Note: Carroll also writes on liberation theology and has produced a life of Thomas Russell.

 

Commentary
J. J. Lee, Ireland 1912-1985, Politics and Society (Cambridge UP 1989): ‘Michael O’Flanagan, an erratic Sinn Fein priest did not shirk the implications of self-determination: ‘England has begun to despair of compelling us to love her by force, and so we are anxious to start where England left off, and we are going to compel Antrim and Down to love us by force.’ (Quoted in D. W. Miller, Church, State and Nation in Ireland 1918-1921, Pittsburgh 1973; cited in Lee, p.17.)

Luke Gibbons, Transformations in Irish Culture (Field Day/Cork UP 1996), p.98f.: O’Flanagan masterminded the first republican election victory after the Easter Rising in N. Roscommon, often mistakenly referred to subsequently as the ‘Sinn Féin’ by-election’, the myth of continuity in the campaign waged by Sinn Féin before and after the Rising being largely the creation of Arthur Griffith’s newspaper Nationality, which O’Flanagan criticised: ‘Anyone who depends on Nationality for the history of the next few months will know next to nothing of how a new republican rganisation came into existence [&c.]’.

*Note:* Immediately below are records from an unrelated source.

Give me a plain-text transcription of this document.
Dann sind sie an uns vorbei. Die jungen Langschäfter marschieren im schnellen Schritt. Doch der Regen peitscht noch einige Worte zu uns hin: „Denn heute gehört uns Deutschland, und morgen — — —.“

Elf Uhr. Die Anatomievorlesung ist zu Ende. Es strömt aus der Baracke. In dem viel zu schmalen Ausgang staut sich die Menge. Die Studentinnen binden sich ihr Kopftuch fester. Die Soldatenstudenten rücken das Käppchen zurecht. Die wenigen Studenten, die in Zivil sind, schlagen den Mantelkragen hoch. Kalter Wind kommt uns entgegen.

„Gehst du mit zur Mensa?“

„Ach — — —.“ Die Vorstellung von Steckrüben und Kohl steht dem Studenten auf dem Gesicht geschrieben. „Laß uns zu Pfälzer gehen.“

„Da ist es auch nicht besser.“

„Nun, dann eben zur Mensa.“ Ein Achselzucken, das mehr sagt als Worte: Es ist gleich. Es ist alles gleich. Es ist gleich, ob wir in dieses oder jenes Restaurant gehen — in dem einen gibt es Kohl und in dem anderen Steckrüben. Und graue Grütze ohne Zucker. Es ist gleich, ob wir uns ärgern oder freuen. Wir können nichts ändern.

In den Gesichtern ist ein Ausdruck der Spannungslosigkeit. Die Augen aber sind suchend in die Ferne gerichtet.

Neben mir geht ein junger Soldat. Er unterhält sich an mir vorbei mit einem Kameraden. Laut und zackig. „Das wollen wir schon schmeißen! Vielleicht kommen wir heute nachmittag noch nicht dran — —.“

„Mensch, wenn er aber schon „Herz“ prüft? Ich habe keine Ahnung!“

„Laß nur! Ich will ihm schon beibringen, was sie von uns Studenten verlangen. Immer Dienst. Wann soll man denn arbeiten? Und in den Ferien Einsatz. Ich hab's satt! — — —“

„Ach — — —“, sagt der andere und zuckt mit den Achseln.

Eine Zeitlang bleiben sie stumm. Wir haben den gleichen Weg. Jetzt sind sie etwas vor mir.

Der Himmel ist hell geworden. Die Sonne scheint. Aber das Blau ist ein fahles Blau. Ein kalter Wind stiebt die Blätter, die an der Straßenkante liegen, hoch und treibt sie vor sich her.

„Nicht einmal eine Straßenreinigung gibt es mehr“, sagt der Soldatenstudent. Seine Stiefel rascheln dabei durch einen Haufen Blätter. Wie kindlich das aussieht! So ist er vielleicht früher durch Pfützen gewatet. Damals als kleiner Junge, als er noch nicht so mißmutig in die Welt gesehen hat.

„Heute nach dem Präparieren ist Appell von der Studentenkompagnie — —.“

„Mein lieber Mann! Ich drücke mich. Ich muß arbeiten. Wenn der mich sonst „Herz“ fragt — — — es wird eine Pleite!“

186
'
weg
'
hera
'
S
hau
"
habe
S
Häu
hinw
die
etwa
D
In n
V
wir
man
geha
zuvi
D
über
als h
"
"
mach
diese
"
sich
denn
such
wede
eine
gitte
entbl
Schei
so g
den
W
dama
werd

Terence Brown reviews Denis Carroll, They Have Fooled You Again: Michael O’Flanagan 1876-1942 (Dublin: Columba Press 1993); (Irish Liteary Supplement, Fall 1994), quotes: ‘[T]he island of Ireland and the national unit of Ireland simply do not coincide.’ Further, ‘After three hundred years, England has begun to despair of compelling us to love her by force. Are we so anxious to start where England left off or are we going to compel Antrim and Down to love us by force?’; supplied in his writings a basis for a truly republican understanding of workable relationship between church and state.’